Выбрать главу

Глава 2

Курьезный феномен: принято считать, что мужчинам принадлежит роль лидеров, а женщины ведомы, но адвокаты, консультанты по вопросам брака и все их племя подтвердят, что в большинстве случаев именно женщины до последнего сохраняют семью и именно женщины в конце концов предпринимают необходимые с точки зрения закона действия для расторжения брака.

Мужчина довольствуется ролью зрителя, когда жена, падая в объятия вечера и нарядившись почти исключительно в запах дорогого французского парфюма, объясняет, что идет на урок гончарного ремесла, и просит ложиться спать, не дожидаясь ее. Мужчина может обнаружить себя в отдельной спальне, узнать, что глажку его белья давно не считают частью домашних хлопот, а при выборе телепрограммы на вечер его вкусы и подавно не принимают в расчет. Осознав, что жена не разговаривает с ним уже пять лет, мужчина ничего не станет предпринимать, разве что про себя, в приватном ментальном пространстве уныло помечтает о восстановлении прежнего статус-кво, надеясь, однако, что это произойдет как-нибудь само собой, — оптимизм, сложившийся в результате многовекового мужского господства. Но женщина, обнаружив в «бардачке» мужнина автомобиля кружевные трусики, которые, насколько помнится, ей не принадлежат, женщина, которая двадцать лет пытается объяснить, что полуминутная прелюдия не эквивалент оргазма, женщина, которая вдруг понимает, что, кроме «передай-ка мармелад», они с супругом уже десяток лет ни о чем не разговаривали, начинает действовать.

Именно этим я в конце концов и занялась, преодолев, как я уже сказала, самый сильный страх, превращающий в трусов любых разводящихся родителей, — страх перед тем, как отреагирует ребенок.

Я видела, что Рейчел не осознает реальной ситуации. Одно дело, когда тебе сказали, что папа с мамой решили пожить отдельно, и совсем другое — испытать это на практике, а мы с Гордоном вели себя как тюфяки, не желая особенно гнать волну, пока живем под одной крышей. Вследствие трусости или желания оградить дочь? Я не знаю.

Когда решение было принято, а Гордон поставлен в известность, что решение принято, мы прожили еще четыре месяца без видимых — для Рейчел — перемен, продолжая даже спать в одной постели. В свободную комнату Гордон не перешел, я тоже воздержалась. До этого мы три года дрыхли рядом, целомудренно и асексуально, к чему же притворяться, что двуспальная кровать, в которой мы потеем и храпим целыми ночами, является неким символом? Это все равно что сидеть рядом на диване.
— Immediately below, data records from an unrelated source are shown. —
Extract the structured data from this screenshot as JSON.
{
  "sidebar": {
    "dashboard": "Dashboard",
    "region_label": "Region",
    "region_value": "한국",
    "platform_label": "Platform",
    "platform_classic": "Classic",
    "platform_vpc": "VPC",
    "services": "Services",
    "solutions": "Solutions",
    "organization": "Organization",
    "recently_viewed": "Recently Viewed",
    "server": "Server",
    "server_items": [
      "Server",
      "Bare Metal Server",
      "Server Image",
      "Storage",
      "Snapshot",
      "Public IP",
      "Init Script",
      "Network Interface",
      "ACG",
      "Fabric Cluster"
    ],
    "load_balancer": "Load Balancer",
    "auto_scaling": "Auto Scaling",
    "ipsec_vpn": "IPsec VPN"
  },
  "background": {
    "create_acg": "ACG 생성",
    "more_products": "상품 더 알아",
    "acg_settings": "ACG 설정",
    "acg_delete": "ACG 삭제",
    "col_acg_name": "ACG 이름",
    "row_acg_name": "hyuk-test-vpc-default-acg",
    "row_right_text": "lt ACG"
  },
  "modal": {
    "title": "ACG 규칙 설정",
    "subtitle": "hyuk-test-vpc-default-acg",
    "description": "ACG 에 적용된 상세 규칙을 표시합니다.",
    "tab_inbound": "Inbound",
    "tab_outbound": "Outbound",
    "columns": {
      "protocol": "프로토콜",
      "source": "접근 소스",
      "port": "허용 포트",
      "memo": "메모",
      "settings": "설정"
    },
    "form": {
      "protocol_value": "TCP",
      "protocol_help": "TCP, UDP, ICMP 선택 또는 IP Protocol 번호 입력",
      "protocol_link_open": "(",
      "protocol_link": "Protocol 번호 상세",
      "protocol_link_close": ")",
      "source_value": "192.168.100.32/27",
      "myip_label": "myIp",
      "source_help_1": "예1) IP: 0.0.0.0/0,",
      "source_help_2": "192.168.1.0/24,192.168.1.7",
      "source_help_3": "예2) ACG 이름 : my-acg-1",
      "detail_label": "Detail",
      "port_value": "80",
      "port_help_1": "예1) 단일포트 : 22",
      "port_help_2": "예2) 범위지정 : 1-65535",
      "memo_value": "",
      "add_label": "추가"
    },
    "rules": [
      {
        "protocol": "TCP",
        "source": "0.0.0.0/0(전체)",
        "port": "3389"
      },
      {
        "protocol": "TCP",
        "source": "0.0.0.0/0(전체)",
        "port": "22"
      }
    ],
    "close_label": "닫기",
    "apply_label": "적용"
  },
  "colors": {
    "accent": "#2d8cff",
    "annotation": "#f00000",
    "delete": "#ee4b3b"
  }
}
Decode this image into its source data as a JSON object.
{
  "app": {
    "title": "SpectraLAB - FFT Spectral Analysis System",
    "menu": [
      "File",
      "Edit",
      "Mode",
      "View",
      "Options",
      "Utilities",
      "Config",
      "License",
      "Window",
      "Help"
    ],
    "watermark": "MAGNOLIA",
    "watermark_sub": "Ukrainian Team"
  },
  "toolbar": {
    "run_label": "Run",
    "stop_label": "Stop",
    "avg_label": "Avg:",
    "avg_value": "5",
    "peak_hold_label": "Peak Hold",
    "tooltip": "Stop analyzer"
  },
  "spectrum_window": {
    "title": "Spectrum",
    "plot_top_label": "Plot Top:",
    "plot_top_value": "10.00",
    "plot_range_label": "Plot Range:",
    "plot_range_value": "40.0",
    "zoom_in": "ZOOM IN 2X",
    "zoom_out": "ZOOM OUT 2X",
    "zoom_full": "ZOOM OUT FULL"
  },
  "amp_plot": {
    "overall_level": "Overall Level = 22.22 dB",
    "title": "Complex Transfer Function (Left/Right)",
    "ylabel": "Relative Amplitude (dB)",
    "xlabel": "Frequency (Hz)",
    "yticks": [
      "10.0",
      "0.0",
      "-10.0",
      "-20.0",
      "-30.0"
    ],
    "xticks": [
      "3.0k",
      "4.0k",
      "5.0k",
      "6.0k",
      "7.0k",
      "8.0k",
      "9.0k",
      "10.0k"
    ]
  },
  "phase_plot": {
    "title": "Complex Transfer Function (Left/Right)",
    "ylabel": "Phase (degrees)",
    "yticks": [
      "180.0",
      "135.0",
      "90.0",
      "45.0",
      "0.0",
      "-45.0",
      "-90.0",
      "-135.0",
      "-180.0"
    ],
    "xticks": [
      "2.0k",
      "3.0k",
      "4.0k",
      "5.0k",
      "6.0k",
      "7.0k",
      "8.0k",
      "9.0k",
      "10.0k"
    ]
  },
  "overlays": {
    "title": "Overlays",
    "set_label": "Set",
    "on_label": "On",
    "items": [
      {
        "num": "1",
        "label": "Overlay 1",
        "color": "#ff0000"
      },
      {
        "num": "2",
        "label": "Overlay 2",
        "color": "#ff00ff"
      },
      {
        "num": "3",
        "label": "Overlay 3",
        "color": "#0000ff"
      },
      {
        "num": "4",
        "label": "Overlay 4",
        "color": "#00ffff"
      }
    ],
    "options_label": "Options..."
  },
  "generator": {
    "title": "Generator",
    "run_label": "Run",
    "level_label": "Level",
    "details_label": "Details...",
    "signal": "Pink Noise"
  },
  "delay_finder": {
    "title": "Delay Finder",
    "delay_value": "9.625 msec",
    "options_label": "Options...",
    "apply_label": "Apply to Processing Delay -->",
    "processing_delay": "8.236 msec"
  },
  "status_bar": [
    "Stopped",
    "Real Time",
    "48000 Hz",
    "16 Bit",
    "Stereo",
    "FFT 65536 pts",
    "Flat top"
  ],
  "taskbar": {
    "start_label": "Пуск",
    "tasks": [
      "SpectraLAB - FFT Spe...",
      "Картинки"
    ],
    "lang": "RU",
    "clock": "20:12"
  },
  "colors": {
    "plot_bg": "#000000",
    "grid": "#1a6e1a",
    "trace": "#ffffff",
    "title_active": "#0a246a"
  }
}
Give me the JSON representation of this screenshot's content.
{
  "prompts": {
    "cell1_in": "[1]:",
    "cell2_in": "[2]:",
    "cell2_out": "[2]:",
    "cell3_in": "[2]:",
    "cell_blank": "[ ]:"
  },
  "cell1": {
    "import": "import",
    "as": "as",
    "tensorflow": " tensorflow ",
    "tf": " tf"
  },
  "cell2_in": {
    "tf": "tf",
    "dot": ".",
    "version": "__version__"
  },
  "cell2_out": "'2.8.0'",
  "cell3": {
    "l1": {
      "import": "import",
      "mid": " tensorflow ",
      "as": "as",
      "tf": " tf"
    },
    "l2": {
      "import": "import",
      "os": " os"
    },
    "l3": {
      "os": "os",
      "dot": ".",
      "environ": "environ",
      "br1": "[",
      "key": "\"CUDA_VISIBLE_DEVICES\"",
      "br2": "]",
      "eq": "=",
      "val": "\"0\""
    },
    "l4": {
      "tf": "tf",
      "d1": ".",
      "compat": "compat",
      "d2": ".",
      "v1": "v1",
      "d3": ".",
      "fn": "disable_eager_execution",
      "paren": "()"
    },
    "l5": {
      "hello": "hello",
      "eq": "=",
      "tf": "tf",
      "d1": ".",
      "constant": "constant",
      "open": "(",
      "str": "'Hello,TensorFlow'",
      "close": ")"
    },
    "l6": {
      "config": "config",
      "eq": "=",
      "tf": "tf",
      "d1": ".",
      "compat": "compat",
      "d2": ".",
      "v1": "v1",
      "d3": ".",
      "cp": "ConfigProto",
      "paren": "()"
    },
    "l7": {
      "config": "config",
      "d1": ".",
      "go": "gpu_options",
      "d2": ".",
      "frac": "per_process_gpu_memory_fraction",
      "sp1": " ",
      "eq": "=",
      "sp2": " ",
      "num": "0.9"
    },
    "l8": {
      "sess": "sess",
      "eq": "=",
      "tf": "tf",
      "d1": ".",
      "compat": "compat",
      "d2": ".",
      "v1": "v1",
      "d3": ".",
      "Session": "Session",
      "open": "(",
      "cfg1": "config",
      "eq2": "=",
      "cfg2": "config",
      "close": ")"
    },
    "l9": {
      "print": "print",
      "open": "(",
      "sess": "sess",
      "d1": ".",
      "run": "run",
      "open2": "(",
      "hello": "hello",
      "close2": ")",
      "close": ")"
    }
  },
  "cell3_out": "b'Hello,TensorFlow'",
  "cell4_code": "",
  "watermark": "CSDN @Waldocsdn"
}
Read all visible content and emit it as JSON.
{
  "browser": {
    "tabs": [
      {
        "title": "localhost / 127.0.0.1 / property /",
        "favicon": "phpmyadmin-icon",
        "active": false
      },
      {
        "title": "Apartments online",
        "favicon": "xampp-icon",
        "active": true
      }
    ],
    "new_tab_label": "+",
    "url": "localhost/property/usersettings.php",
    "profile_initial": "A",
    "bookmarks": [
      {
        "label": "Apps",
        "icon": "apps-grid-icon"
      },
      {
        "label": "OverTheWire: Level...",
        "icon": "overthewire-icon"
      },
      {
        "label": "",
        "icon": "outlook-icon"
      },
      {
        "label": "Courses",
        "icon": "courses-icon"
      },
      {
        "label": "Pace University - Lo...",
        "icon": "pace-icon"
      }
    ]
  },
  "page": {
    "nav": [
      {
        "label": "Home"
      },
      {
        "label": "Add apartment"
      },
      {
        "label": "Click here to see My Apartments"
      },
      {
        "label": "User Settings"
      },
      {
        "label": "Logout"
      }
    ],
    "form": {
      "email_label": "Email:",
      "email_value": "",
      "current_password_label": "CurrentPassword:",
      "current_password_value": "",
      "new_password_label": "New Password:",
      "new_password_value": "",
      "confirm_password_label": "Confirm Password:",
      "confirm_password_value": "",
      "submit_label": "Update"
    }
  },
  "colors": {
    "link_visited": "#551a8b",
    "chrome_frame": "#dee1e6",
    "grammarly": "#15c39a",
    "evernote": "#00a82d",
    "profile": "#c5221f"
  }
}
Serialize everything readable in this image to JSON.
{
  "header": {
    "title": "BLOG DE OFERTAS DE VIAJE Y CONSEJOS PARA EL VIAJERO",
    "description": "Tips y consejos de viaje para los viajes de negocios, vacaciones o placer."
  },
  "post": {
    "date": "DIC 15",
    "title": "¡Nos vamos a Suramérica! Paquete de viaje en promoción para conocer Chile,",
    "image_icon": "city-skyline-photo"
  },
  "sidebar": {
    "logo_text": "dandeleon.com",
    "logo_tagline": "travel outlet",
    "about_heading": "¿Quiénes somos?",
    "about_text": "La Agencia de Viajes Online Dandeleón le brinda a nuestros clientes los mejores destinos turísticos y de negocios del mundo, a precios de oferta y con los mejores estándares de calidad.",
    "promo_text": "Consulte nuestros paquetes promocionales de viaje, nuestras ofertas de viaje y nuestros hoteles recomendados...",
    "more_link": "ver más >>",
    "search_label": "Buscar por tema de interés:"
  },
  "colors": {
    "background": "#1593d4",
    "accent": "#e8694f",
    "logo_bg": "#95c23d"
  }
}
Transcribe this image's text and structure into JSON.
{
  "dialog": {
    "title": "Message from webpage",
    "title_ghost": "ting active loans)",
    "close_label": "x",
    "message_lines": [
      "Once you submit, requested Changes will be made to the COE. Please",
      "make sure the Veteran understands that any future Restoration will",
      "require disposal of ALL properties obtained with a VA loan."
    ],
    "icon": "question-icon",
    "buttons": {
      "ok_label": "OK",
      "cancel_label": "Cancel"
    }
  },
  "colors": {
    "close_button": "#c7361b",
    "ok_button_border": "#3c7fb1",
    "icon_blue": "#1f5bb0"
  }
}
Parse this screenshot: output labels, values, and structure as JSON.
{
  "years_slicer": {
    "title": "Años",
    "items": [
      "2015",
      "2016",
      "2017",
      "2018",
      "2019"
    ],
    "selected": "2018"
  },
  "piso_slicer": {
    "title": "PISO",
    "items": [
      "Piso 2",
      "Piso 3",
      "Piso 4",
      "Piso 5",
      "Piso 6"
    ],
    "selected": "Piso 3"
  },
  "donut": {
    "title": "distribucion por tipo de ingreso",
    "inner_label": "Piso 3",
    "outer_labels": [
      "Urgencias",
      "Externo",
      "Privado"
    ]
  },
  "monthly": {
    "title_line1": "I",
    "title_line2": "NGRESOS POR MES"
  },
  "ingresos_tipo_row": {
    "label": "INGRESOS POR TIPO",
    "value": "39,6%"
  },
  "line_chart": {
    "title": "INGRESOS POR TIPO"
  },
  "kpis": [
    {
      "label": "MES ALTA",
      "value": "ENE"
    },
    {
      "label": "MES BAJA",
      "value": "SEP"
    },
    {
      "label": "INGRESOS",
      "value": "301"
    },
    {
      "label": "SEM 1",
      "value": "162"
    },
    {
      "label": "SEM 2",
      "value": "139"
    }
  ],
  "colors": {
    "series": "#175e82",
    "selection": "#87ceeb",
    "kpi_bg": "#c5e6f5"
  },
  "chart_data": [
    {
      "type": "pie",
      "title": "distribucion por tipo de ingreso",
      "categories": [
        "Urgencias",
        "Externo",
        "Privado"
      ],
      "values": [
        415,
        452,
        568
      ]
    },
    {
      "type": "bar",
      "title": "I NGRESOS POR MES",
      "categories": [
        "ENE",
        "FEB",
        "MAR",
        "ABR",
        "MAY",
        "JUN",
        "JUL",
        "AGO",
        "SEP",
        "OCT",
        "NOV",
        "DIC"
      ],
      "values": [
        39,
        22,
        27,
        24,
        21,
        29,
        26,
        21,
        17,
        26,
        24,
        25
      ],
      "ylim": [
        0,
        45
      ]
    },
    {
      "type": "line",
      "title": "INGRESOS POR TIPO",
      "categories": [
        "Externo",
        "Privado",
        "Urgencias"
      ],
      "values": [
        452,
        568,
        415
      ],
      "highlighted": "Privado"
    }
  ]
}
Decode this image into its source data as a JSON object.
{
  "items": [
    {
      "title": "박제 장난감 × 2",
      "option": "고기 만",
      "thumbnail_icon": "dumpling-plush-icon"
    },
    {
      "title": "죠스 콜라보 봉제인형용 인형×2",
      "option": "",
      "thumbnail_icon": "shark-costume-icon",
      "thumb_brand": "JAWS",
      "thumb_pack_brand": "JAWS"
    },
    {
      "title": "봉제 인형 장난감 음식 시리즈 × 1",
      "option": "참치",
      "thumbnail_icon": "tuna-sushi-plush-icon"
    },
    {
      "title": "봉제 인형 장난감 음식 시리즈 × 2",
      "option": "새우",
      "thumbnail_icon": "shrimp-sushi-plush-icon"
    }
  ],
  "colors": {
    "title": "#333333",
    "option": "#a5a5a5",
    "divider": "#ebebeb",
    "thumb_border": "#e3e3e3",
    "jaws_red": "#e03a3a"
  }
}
Тем, кто делит ложе в любовно-эротическом смысле этого выражения, трудно поверить, но так у нас было. Это продолжалось, пока я не поняла, что дочь не постигает настоящего смысла слов «жить раздельно», ибо раздельно мы не живем. Развод для Рейчел оставался чистой абстракцией. После первой эмоциональной вспышки и декларации моей независимости все шло как прежде, и из попыток серьезного разговора ничего хорошего не выходило. Несколько недель спустя дочь спросила перед сном: «Мамочка, я унаследовала все папины недостатки, да?» — и я спохватилась, что чересчур рьяно изливаю давно копившиеся обиды. Когда Рейчел оставляла комнату в беспорядке (в настоящем бардаке — почти на золотую медаль), я раздраженно язвила, что она — копия неряхи-отца. Если дочь увиливала от фортепианных экзерсисов, предпочитая смотреть телевизор или рисовать каракули в альбоме, я называла ее бездельницей, не упуская случая подчеркнуть сходство дочкиной натуры с моральной неустойчивостью Гордона. Если Рейчел съедала последнее пирожное, яблоко или банан, не поинтересовавшись, не хочет ли кто, я говорила, что эгоизм у нее папашин, и так далее. Но скоро я поняла, что это не метод, и стала сдерживать эмоции. В конце концов, он ее папа, она его любит, а Гордон любит ее. Что есть мой гнев в сравнении с потребностью дочери в любви? Таким образом, мне было отказано даже в нелояльности к мужу, и жизнь текла практически по-прежнему.

Поиски дома тоже оставались голубой мечтой: сначала Гордон решил найти новую квартиру для себя. Нам с Рейчел не было смысла затеваться: муж тянул время, забраковывая все, что ему предлагали. Единственным изменением в отношениях стал мой отказ выслушивать его мнение. Гордон счел это чудовищным, ибо все одиннадцать лет семейной жизни бытовые трудности улаживала я. Словно обиженный ребенок, вернувшись после осмотра квартиры там, прелестных апартаментов сям, трехэтажной развалюхи где-то еще, Гордон с укором смотрел на меня, падал в кресло с прискорбно-заброшенным видом, удрученно качал головой и заявлял: «Я не смогу жить в таком месте».